Friday, March 27, 2009

Fourth of July


4th of July vs. the 12th of Never

Last week I received a flyer that was sent to all Shelter Island residents announcing that the 4th of July will be celebrated on the 12th of July with fireworks at Crescent Beach. Why? What else does the town have scheduled on the 4th of July? Everybody's off. Nothing's open. And why? Because it's the fucking 4th of July!!! Everybody's off and everything is closed so we can celebrate the 4th ON THE FOURTH! There's no point in celebrating it on the fifth, the sixth, or the twelfth. By then the moment has passed, the energy has dissipated, the burgers are cold and the beer is flat. When it's over, it's over.

The 4th of July is sacred to Americans. It is a day of thoughtful reflection, picnics, barbecues, boating and listening to John Philip Sousa at full blast. I have every intention of playing my patriotic music at a high volume. The 4th is a day of trying to guess whether the chicken is cooked through, a day of realizing there is no such thing as "enough beer," a day of wrangling crying babies and obnoxious children, of resurrecting old family fights and starting new ones.

Everyone I know has a family story that happened on the 4th of July. I have a friend who accidentally lit his sister-in-law's potpourri on fire while lighting a match in her bathroom. Panicking and not knowing what to do, he threw the burning popourri out the bathroom window, leaving the poor woman to wonder why her bathroom smelled of burnt sage, and where the hell her potpourri was.

One year, my mother and aunt put six cases of beer in my Uncle Bill's trunk for him to bring to the barbecue. My other uncles yelled at them for putting that much beer in the trunk of the family's Head Alcoholic. Uncle Bill eventually showed up. He made a spectacular entrance as he drove through the fence and between the horseshoe pits, where a game was in progress. He had five cases of beer left and a lot of cans. And this was the real beer - Ballantine, the heroin of beer. All the men drank it while smoking filter-less Lucky Strike cigarettes. The combination created the worst breath I ever smelled, prompting my Uncle Walter to say to my father, "Listen, Whitey, just 'cause your breath smells like ape-shit, that don't mean you're Tarzan." Which became a popular family saying to denote someone who thinks too much of himself.
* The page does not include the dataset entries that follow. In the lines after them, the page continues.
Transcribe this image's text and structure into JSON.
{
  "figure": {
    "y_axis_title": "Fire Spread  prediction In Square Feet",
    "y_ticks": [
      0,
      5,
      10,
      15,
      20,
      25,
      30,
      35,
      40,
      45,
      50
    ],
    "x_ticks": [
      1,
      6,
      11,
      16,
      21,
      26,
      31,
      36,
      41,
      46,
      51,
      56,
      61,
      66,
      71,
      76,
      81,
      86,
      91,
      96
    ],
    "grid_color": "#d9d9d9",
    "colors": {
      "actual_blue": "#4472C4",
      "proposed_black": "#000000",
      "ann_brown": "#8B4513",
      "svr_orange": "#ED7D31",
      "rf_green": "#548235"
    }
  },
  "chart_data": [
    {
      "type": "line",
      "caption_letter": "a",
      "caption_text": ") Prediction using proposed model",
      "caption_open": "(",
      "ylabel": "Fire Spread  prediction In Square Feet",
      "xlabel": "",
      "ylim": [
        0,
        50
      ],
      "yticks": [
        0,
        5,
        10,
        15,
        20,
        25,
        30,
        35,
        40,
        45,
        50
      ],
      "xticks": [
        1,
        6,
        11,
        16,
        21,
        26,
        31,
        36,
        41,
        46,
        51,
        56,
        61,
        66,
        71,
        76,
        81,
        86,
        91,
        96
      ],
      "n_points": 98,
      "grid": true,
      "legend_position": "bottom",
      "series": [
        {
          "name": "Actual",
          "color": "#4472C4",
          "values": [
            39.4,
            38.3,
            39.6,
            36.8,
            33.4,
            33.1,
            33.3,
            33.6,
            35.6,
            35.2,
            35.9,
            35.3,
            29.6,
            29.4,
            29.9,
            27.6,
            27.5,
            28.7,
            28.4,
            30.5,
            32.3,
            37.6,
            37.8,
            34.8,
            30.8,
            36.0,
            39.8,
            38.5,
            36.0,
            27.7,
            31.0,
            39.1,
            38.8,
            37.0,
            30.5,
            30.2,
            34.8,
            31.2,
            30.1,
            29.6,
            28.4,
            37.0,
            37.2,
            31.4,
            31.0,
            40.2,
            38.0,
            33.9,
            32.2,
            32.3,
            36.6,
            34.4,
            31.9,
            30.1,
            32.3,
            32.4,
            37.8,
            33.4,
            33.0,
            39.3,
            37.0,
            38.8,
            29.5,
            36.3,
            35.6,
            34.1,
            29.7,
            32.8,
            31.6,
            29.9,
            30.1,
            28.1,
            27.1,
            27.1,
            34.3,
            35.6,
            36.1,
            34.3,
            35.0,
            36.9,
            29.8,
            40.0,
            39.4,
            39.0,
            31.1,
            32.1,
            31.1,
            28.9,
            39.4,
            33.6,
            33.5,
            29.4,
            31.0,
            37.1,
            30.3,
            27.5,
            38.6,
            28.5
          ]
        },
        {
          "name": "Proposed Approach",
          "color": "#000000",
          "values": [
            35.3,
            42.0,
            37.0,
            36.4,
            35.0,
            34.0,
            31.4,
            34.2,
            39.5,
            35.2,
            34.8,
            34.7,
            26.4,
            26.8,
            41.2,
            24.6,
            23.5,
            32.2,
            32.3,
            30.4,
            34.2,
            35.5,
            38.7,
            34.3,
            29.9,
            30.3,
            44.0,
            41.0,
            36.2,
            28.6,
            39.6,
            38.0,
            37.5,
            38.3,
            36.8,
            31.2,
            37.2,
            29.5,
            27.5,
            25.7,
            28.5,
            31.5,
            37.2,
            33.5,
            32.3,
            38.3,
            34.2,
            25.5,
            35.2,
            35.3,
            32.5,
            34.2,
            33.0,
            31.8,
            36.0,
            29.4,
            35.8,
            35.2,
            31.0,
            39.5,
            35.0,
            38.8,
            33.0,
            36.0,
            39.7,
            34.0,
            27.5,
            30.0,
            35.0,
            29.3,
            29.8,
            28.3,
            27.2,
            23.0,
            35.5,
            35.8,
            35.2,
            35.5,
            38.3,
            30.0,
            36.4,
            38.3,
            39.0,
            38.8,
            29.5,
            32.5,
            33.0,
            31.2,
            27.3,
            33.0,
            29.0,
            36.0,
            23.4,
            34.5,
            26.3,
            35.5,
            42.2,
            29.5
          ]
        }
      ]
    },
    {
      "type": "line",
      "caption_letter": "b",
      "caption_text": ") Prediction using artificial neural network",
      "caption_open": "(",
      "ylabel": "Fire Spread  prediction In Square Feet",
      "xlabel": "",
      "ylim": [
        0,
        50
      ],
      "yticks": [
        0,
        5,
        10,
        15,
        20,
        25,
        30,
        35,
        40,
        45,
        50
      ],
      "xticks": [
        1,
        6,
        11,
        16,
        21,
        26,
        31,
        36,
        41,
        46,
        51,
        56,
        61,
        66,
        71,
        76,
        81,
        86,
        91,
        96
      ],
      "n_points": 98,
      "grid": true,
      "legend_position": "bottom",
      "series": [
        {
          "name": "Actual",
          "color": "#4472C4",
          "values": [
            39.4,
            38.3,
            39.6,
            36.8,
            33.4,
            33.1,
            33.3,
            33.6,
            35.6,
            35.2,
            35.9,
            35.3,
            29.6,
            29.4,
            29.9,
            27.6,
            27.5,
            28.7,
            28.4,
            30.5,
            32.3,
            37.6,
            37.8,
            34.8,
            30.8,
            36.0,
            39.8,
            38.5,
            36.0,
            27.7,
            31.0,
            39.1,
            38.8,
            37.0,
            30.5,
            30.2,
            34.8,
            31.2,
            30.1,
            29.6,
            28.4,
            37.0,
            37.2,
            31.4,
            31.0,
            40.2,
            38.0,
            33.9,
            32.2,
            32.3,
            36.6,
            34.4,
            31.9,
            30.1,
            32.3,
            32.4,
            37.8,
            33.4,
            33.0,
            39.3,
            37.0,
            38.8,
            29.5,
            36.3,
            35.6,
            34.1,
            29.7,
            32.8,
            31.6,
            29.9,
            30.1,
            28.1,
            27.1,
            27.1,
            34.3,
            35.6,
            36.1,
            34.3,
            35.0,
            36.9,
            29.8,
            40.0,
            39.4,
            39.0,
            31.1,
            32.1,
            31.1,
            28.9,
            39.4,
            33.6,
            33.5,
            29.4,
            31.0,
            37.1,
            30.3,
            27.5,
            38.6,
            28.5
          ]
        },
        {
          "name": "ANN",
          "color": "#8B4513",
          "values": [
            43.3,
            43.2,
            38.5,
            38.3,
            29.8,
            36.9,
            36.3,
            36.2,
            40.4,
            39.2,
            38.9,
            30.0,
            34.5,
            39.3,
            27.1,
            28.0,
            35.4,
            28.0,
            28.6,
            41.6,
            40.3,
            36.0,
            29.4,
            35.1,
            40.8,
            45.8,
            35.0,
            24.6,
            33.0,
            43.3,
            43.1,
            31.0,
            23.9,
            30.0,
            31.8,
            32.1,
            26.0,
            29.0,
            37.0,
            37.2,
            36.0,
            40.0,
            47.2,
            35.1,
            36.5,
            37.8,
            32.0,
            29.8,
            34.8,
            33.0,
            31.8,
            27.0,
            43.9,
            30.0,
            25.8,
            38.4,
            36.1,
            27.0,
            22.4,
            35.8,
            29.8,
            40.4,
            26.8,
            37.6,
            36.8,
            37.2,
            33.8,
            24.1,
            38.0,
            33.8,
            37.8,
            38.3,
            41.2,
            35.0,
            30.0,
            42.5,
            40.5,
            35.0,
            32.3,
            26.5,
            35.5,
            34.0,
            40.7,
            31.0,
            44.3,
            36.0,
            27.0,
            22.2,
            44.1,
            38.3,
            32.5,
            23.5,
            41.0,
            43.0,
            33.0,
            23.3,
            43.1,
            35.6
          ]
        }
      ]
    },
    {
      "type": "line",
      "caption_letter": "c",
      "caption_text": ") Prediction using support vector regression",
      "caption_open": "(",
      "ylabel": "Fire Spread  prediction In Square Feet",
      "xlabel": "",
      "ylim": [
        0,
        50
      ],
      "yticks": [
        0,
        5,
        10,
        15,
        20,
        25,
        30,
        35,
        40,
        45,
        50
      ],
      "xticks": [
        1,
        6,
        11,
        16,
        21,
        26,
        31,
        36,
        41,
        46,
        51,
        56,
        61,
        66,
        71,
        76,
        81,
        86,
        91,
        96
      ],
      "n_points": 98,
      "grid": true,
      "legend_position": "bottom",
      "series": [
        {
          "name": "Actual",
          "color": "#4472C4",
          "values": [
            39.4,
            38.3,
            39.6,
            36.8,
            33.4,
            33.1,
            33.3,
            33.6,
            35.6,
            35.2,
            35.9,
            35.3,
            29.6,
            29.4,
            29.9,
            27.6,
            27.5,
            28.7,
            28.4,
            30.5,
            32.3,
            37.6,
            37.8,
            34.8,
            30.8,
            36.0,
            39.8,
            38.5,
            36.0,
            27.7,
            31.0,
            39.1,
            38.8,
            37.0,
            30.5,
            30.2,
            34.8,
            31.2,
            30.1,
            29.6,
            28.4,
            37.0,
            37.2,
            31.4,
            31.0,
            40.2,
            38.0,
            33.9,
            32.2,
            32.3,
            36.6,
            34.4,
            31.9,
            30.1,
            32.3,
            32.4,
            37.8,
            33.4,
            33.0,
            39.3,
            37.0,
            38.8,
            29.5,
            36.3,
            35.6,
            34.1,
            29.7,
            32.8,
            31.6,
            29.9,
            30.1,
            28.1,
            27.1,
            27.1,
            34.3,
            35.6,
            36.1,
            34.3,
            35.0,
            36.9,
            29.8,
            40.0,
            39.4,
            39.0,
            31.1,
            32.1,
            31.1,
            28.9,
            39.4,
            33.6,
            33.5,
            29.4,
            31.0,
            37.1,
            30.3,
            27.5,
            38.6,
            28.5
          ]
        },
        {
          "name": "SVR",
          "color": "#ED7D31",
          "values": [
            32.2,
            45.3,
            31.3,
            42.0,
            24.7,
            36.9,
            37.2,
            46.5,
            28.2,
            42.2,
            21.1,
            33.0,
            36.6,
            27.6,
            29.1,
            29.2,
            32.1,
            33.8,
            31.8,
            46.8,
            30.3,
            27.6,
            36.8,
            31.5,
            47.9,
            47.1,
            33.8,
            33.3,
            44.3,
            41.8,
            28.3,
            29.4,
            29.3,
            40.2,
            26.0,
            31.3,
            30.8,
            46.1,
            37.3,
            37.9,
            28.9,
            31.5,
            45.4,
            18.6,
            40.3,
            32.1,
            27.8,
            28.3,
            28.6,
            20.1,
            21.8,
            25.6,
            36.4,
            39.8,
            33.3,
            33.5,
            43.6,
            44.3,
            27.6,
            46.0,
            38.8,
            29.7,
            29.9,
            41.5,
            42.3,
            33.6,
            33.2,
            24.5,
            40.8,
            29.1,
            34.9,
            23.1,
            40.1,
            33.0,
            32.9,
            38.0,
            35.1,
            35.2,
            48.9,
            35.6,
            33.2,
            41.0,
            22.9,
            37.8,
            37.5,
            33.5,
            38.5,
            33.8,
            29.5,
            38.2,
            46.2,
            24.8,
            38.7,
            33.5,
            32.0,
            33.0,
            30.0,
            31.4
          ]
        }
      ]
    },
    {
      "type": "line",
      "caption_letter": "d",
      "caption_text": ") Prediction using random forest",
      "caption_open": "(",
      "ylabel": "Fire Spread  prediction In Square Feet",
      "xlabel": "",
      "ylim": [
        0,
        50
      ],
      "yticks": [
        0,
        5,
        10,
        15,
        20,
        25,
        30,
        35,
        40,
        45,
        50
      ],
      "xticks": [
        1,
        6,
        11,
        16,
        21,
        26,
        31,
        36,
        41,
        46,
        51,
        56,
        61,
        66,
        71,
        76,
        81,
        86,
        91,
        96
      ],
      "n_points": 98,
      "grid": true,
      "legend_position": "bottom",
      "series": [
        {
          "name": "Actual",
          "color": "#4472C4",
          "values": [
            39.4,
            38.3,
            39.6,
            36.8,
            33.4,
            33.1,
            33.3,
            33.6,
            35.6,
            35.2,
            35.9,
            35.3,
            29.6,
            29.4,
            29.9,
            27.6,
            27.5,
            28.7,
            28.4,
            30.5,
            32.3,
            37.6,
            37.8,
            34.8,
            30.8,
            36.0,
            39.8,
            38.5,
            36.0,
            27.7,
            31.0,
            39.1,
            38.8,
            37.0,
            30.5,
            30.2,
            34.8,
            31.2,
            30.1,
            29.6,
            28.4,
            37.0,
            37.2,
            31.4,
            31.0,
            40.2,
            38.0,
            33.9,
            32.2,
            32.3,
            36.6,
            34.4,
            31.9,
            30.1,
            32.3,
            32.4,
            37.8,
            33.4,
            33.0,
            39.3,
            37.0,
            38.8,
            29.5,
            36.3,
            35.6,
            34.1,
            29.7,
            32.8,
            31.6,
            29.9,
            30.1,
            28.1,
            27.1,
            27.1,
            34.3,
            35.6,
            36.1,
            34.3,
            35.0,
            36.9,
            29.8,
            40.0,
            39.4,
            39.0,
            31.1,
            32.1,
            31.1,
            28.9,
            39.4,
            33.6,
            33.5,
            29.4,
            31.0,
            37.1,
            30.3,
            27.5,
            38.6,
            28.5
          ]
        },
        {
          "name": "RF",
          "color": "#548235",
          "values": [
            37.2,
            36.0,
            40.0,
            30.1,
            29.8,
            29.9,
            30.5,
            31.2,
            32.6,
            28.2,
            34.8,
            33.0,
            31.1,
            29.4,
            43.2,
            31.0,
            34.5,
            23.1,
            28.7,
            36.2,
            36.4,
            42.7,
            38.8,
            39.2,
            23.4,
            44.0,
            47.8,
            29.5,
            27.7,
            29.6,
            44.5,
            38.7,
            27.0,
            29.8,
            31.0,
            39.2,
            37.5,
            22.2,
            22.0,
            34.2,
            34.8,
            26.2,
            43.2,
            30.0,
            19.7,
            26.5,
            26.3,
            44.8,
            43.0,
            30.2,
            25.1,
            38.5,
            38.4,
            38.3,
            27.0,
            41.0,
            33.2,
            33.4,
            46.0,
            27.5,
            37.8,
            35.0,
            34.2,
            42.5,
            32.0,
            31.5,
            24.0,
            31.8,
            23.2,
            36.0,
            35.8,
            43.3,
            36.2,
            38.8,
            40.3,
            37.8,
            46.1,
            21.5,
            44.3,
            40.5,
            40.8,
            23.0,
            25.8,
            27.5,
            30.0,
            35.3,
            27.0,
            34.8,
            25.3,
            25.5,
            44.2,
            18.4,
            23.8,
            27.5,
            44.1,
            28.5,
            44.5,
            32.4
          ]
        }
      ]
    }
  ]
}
Then there was Aunt Eleanor, related by marriage, who was not the brightest crayon in the box. On one 4th of July, which we were to spend on the family clam boat, Eleanor had her hair done for the outing. Eleanor had been on the boat before and any woman who has been boating at least once knows that there is no hairdo in existence that the wind and the spray can't pull apart in five minutes or less. She spent the whole trip trying to maintain her hairdo in the hot, smelly cabin, and complaining. This was the same boat trip during which my Uncle Walter stood on top of the cabin to dive off, and was stopped by my Aunt Carol who yelled, "Wally! Don't jump in with the new watch I just got you!" He responded, "Okay, honey." Then, as the family watched, he took off the watch, put it in the pocket of his shorts and jumped in the water. He never lived it down. The family tormented him about that watch for years, because that's how families bond. It's not just the lovey-dovey crap, it's what these people have on you that keeps you all together.

Celebrating the 4th on the 12th dilutes its importance. The birth of the nation we hold so dear IS important enough to stop what we're doing and celebrate. Let's not let corporate-convenience tie it to a Monday or Friday just to create a three-day weekend. That's okay sometimes, but not this time. People died, then and now, to protect and defend this country. It IS important enough to stop and celebrate what freedoms we have left.